Google Is Making It Easier To Spot Fake News

Google is upgrading its famous search engine to make it harder for sites selling fake news and other hoaxes to make it into its top search results.

As it turns out, filtering the fake is no small job — making sure fake news does not dominate search results means that “more structural” changes to the way searching works have to be made.

Changes like refining the algorithm that determines which search results appear on top. Google did not offer much detail on the technical side of the change — past noting that it would “help surface more authoritative pages and demote low-quality content.”

And Google is relying on more than the algorithm — a blog post by Google’s parent Alphabet outlined the human intervention side of its efforts like training evaluators (people who vet the search results) to use human eyes to better spot low quality results and make it easier to flag the fake news.

Ben Gomes, vice president of engineering for Google, claims 0.25 percent of daily searches return “offensive or clearly misleading” content. But those 0.25 percent have a way of getting into the news cycle — like last year, for example, when a white supremacist site was featured prominently in search results about the Holocaust.

The changes to the search algorithm are designed so that “issues similar to the Holocaust denial results” are less likely to appear, Google said.

Google has also started adding a “Fact Check” feature to some results. That feature essentially ranks whether the presented claim are true, false or just full of “truthiness.” To make that determination, Google works with over 100 fact checking organizations (similar to a move by Facebook which also employs the efforts of a few dozen fact checking groups to keep fake news off its news feed.)

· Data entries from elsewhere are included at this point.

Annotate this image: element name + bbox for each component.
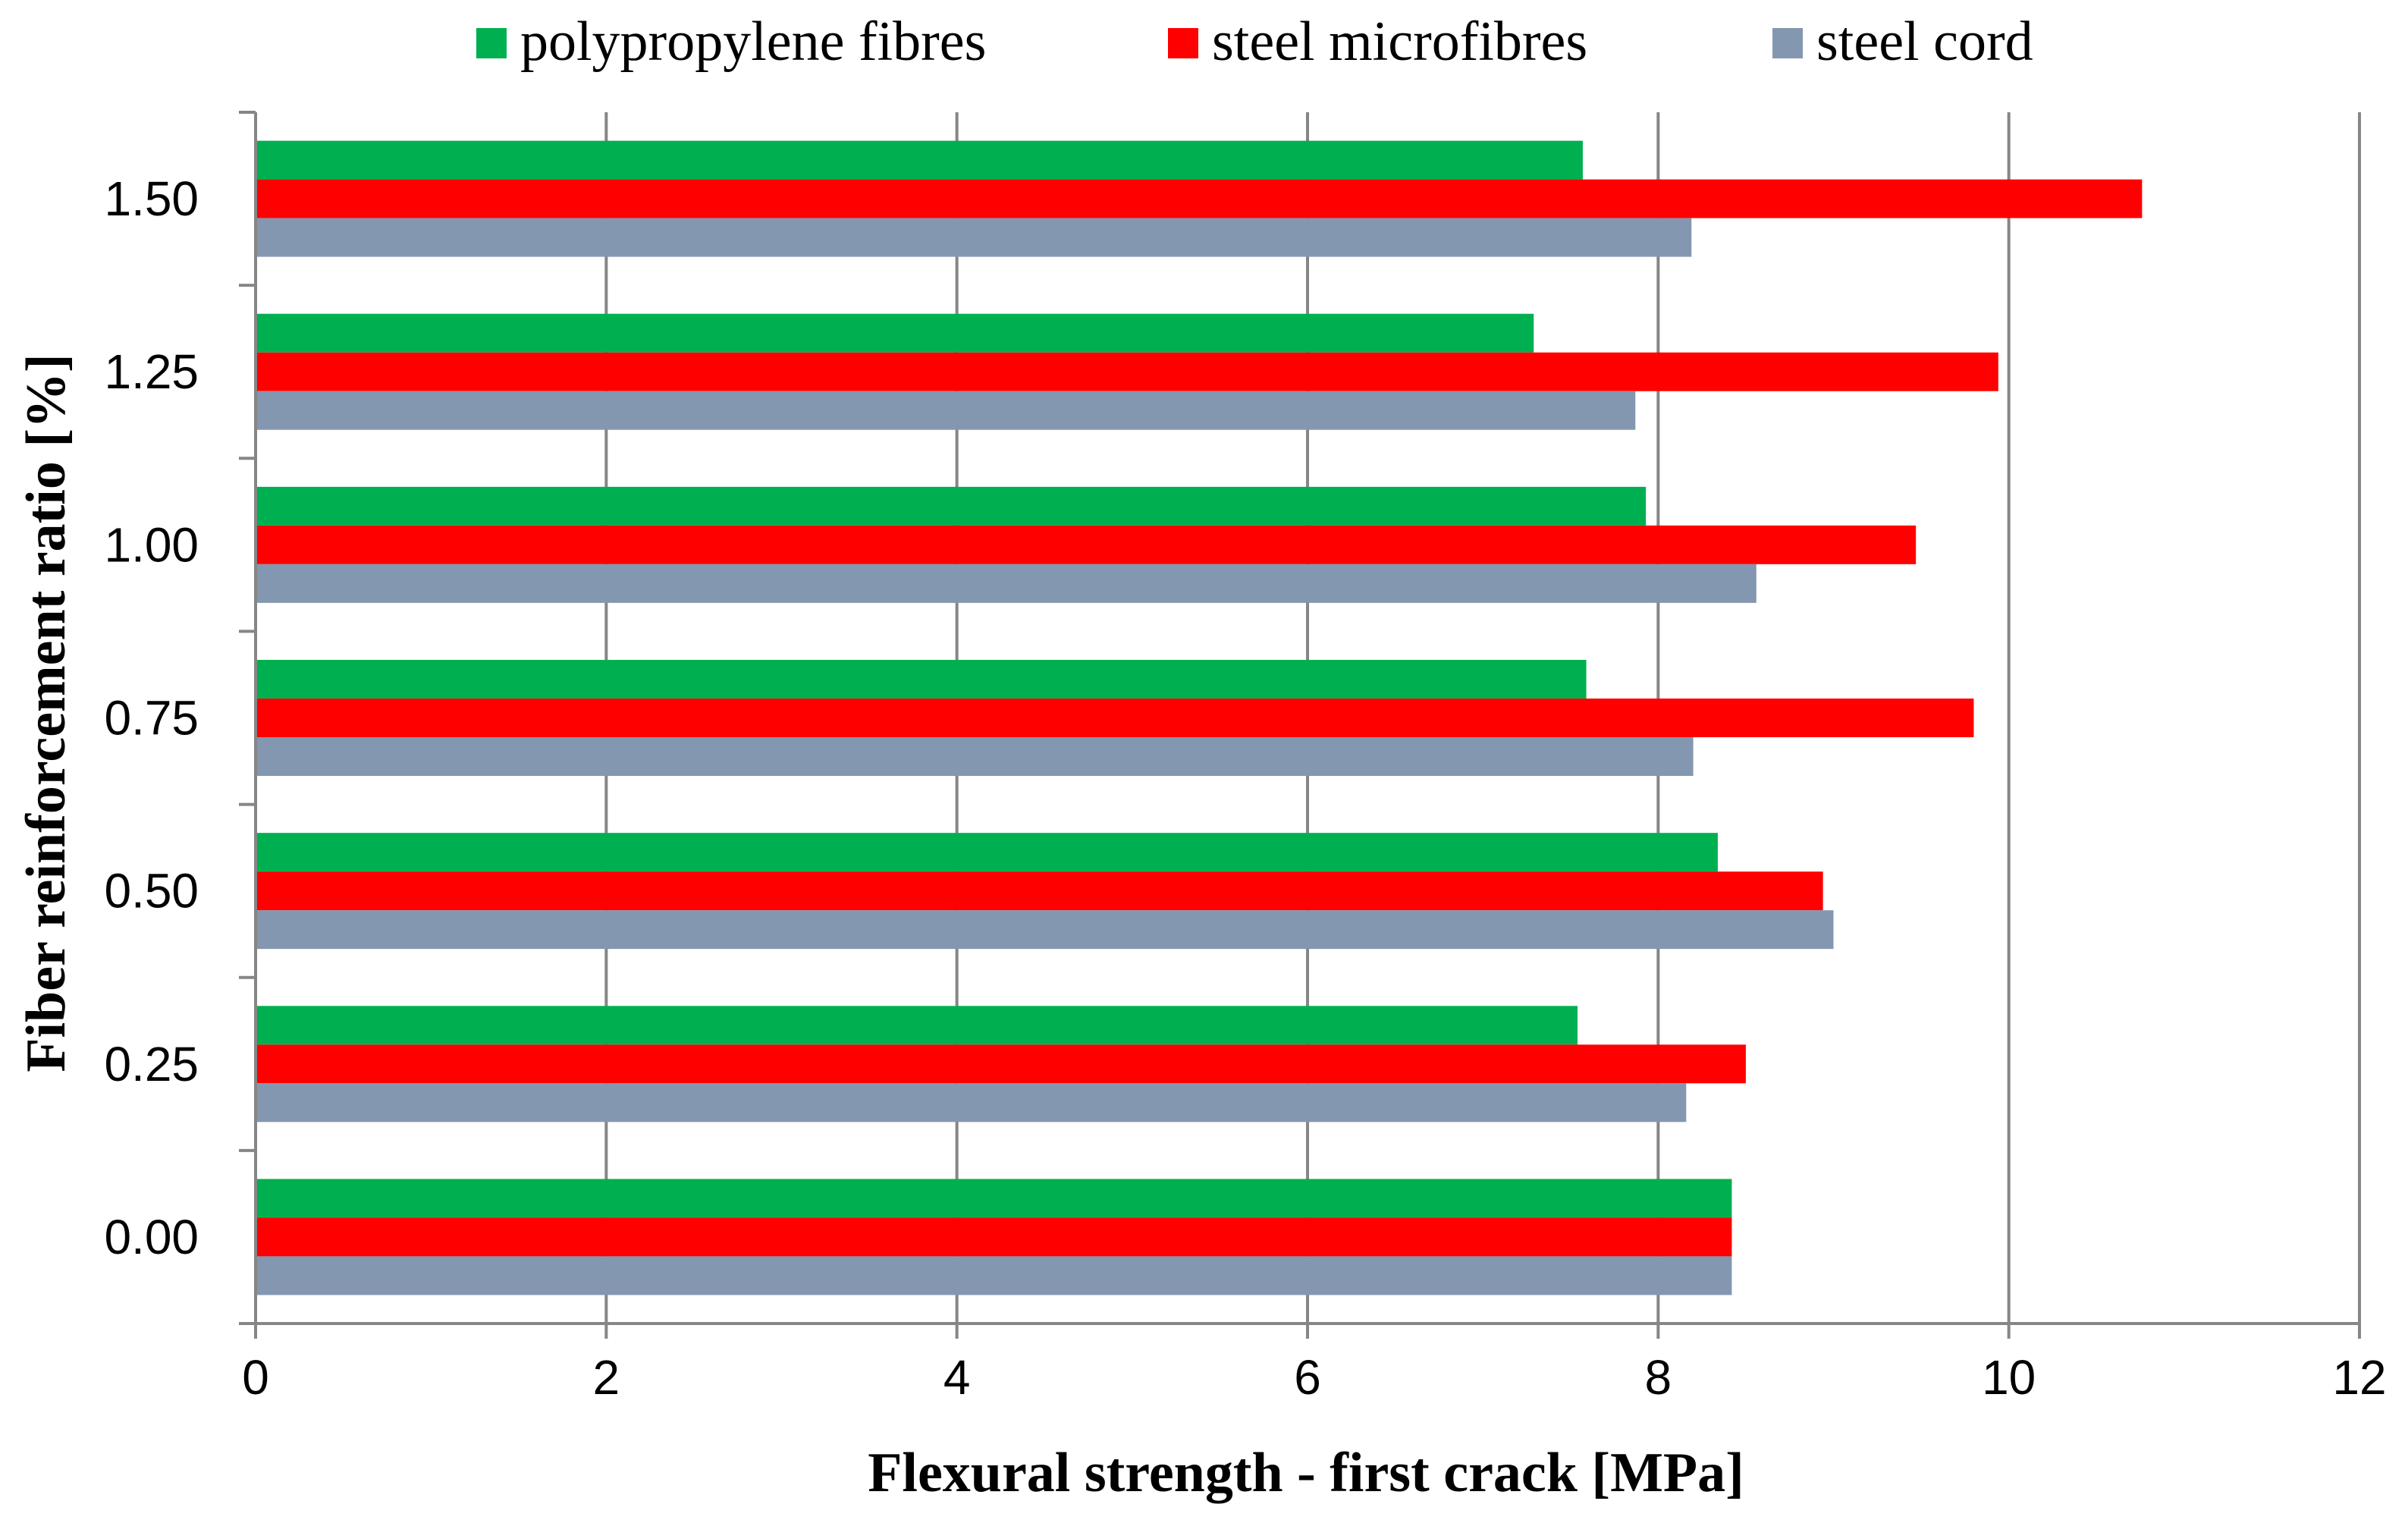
y-axis-title: Fiber reinforcement ratio [%]: [15, 353, 77, 1072]
legend-label-polypropylene-fibres: polypropylene fibres: [520, 11, 986, 73]
y-tick-label-1.00: 1.00: [104, 517, 199, 572]
x-tick-label-12: 12: [2332, 1350, 2386, 1405]
x-tick-label-2: 2: [593, 1350, 620, 1405]
axes: [239, 111, 2361, 1339]
bar-polypropylene-fibres-1.00: [256, 486, 1647, 526]
bar-steel-cord-0.25: [256, 1083, 1687, 1123]
x-tick-labels: 0 2 4 6 8 10 12: [242, 1350, 2386, 1405]
bar-steel-cord-1.50: [256, 218, 1692, 257]
bars: [256, 140, 2143, 1295]
bar-polypropylene-fibres-1.50: [256, 140, 1583, 180]
bar-polypropylene-fibres-0.25: [256, 1006, 1578, 1045]
y-tick-label-0.75: 0.75: [104, 691, 199, 746]
legend-swatch-steel-microfibres: [1168, 28, 1198, 58]
bar-steel-microfibres-1.50: [256, 179, 2143, 218]
y-tick-label-0.00: 0.00: [104, 1210, 199, 1264]
legend-swatch-polypropylene-fibres: [476, 28, 507, 58]
bar-steel-cord-0.75: [256, 737, 1694, 776]
x-tick-label-10: 10: [1982, 1350, 2036, 1405]
y-tick-labels: 0.00 0.25 0.50 0.75 1.00 1.25 1.50: [104, 171, 199, 1264]
y-tick-label-1.50: 1.50: [104, 171, 199, 226]
bar-steel-microfibres-0.25: [256, 1044, 1746, 1084]
x-tick-label-6: 6: [1294, 1350, 1321, 1405]
bar-polypropylene-fibres-0.50: [256, 833, 1718, 872]
y-tick-label-0.25: 0.25: [104, 1037, 199, 1091]
y-tick-label-1.25: 1.25: [104, 344, 199, 399]
bar-steel-microfibres-1.25: [256, 352, 1998, 391]
bar-polypropylene-fibres-0.75: [256, 660, 1587, 699]
bar-steel-cord-0.50: [256, 910, 1834, 950]
bar-steel-microfibres-1.00: [256, 525, 1917, 564]
bar-steel-microfibres-0.50: [256, 871, 1823, 911]
bar-polypropylene-fibres-1.25: [256, 313, 1534, 353]
bar-steel-microfibres-0.00: [256, 1217, 1732, 1257]
x-tick-label-0: 0: [242, 1350, 269, 1405]
bar-steel-cord-1.25: [256, 391, 1636, 430]
legend-swatch-steel-cord: [1772, 28, 1803, 58]
x-tick-label-8: 8: [1645, 1350, 1672, 1405]
bar-steel-microfibres-0.75: [256, 699, 1974, 737]
bar-polypropylene-fibres-0.00: [256, 1179, 1732, 1218]
legend-label-steel-cord: steel cord: [1816, 11, 2033, 73]
legend: polypropylene fibres steel microfibres ste…: [476, 11, 2033, 73]
bar-steel-cord-0.00: [256, 1256, 1732, 1295]
x-axis-title: Flexural strength - first crack [MPa]: [868, 1442, 1744, 1504]
bar-steel-cord-1.00: [256, 564, 1757, 603]
y-tick-label-0.50: 0.50: [104, 864, 199, 919]
legend-label-steel-microfibres: steel microfibres: [1212, 11, 1587, 73]
x-tick-label-4: 4: [943, 1350, 971, 1405]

And of course, Google users are part of Google’s plan — it believes said users can be counted on to report “unexpected, inaccurate or offensive” results that show up in autocompleted searches and featured snippets. The work of the evaluators will, in the long term, help Google’s efforts to vet with software as it will train it to stay away from sites that push “misleading information, unexpected offensive results, hoaxes and unsupported conspiracy theories,” the company said.